Continuing from yesterday’s post, Shawn Achor said in his book, ‘The Happiness Advantage’: “Just as it takes days of concentrated practice to master a video game, training your brain to notice more opportunities takes practice focusing on the positive. The best way to kickstart this is to start making a daily list of good things in your job, your career, and your life. It may sound hokey, or ridiculously simple… but over a decade of empirical studies has proven the profound effect it has on the way our brains are wired. When you write down at least ‘three good things’ that happened that day, your brain will be forced to scan the last 24 hours for potential positives.—things that brought small or large laughs, feelings of accomplishment at work, a strengthened connection with family, a glimmer of hope for the future. In just five minutes a day this trains the brain to become more skilled at noticing and focusing on possibilities for personal and professional growth, and seizing opportunities to act on them. At the same time, because we can only focus on so much at once, our brains push out those small annoyances and frustrations that used to loom large into the background, out of the visual field entirely.

This has staying power. One study found that participants who wrote down three good things each day for a week were happier and less depressed at the one-month, three-month, and six-month follow-ups.16 More amazing: Even after stopping the exercise, they remained significantly happier and showed higher levels of optimism. The better they got at scanning the world for good things to write down, the more good things they saw, without even trying, wherever they looked.

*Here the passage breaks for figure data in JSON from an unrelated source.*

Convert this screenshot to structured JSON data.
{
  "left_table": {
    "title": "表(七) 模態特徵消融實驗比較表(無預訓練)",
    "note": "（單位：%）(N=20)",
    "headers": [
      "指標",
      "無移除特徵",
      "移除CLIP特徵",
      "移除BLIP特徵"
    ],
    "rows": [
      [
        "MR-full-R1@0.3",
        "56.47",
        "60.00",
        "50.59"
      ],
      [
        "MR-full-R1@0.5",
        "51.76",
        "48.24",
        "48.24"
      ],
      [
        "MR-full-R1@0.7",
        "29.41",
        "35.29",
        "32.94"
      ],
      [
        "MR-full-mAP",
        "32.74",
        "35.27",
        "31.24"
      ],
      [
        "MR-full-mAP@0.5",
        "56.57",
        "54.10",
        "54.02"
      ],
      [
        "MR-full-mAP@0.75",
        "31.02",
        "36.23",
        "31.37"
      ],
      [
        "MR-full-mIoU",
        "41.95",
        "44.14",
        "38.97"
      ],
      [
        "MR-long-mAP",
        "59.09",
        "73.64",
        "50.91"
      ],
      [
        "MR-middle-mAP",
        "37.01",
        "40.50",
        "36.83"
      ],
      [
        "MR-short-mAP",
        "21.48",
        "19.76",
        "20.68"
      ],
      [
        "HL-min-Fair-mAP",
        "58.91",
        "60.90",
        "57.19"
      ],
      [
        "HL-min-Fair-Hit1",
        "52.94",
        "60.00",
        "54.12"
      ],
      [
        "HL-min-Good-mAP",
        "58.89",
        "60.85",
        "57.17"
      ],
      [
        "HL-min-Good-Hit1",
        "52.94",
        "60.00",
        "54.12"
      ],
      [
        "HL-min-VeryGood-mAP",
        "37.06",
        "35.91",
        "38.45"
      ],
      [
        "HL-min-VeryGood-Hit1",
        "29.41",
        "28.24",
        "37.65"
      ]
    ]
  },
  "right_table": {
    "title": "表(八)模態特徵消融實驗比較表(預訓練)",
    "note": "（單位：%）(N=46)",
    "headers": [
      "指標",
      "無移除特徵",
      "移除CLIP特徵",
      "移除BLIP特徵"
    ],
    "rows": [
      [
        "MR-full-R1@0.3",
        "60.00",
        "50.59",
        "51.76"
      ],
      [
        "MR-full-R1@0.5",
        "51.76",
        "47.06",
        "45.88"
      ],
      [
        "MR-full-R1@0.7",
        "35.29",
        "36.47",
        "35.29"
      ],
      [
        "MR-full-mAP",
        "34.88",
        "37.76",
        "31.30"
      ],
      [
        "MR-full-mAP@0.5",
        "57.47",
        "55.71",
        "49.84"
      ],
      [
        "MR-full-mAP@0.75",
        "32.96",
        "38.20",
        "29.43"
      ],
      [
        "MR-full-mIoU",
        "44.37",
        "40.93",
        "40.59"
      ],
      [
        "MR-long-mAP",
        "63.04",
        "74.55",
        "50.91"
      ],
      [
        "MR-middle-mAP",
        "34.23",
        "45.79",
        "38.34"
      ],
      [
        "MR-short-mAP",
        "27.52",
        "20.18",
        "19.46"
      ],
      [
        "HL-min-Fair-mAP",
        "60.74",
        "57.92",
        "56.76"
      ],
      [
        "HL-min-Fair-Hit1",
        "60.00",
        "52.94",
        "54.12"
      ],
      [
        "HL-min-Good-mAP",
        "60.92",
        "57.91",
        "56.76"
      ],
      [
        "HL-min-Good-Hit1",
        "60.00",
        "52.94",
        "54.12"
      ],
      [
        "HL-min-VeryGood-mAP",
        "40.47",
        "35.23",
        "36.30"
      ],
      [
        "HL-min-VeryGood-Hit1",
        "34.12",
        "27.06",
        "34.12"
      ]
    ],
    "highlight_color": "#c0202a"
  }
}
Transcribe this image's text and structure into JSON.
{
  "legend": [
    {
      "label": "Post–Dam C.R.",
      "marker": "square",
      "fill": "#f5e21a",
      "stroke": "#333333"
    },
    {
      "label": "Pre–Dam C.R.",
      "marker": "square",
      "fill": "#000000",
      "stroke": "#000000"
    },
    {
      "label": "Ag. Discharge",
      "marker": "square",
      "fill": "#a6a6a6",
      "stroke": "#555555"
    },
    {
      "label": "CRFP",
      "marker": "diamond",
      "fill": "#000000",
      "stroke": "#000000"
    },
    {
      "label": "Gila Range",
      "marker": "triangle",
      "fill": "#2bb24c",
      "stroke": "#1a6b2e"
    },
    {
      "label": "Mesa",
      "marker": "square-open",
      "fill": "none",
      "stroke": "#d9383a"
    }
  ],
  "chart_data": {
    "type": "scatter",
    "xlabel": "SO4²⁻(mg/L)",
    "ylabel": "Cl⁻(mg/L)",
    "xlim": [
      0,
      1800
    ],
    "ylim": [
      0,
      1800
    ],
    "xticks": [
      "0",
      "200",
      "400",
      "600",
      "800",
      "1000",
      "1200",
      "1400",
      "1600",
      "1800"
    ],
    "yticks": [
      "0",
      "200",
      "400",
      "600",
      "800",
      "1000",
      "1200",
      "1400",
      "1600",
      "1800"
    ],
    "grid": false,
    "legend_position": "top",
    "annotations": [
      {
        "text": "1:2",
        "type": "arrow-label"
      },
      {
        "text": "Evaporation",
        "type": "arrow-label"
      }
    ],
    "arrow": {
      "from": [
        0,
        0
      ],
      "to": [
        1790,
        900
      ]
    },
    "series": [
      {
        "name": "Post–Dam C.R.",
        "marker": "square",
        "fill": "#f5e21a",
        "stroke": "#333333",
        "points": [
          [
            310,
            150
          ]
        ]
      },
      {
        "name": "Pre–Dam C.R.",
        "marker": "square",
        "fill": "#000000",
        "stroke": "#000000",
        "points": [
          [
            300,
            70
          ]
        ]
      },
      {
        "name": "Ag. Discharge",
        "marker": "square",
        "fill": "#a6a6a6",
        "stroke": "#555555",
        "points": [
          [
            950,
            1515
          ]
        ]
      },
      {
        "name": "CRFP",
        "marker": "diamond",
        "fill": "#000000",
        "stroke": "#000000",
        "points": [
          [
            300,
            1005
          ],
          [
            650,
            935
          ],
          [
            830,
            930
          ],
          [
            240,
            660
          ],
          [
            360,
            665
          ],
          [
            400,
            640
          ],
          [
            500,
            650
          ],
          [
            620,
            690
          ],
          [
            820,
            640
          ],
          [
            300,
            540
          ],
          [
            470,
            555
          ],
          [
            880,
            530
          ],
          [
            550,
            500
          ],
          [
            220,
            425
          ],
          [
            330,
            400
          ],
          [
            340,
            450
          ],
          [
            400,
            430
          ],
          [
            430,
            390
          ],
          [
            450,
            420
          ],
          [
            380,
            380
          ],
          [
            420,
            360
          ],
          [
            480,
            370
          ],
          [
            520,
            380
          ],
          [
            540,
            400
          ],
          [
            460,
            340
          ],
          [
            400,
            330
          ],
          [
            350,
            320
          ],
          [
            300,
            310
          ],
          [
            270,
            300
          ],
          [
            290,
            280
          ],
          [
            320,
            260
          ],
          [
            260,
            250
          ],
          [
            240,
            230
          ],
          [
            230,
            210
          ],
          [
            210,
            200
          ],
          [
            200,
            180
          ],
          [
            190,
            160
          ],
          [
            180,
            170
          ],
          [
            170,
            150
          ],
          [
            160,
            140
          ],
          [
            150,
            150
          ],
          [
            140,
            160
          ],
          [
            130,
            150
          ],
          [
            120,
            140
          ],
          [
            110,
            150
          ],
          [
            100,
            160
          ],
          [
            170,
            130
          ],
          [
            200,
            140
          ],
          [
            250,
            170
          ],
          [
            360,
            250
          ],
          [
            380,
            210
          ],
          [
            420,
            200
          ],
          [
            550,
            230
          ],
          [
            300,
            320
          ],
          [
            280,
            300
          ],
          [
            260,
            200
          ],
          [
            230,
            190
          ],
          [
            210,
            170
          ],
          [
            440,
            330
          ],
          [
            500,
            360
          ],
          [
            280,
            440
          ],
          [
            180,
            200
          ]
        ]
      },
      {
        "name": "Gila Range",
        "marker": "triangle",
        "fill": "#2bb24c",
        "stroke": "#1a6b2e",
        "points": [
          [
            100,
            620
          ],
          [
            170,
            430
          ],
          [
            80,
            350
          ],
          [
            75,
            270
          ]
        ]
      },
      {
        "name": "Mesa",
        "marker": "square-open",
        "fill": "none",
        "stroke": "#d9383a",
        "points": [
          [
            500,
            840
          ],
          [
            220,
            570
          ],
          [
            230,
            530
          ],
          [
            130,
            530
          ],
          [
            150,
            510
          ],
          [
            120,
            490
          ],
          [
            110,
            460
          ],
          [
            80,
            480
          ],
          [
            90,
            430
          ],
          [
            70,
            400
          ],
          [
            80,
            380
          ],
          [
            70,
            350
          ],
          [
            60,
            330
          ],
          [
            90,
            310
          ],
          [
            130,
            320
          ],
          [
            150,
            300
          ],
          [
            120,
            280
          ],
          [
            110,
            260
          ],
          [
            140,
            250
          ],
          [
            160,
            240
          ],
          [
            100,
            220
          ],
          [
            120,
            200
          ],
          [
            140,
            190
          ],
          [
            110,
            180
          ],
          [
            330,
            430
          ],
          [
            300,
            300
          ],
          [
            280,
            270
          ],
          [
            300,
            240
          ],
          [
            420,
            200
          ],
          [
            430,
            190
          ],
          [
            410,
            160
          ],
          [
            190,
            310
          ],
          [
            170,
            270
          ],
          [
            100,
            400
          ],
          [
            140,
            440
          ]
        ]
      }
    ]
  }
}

. . . .CEO’s I trained in Africa opted to say three gratitudes at the dinner table with their children each night. … The more you involve others the more the benefits multiply. When  the CEOs in Africa brought the activity to their children, they not only discovered more things to be grateful about, but were also held more accountable for keeping up with the exercise. Several CEOs told me that whenever they’d had an especially terrible day at work and tried to skip writing down Three Good Things, their children actually refused to eat dinner until the exercise was completed. This kind of social support greatly increases the chance that these positive habits will stick. That’s why I tell business leaders to do these exercises with their spouses as they fall asleep at night or over breakfast before they leave for work. ~ Shawn Achor, The Happiness Advantage, p,101-03, 2010, Random House Inc. New York.

(Posts with a preamble asterisk * are for a more general audience, and not specific to teachings of the Church of Jesus Christ of Latter-day Saints.)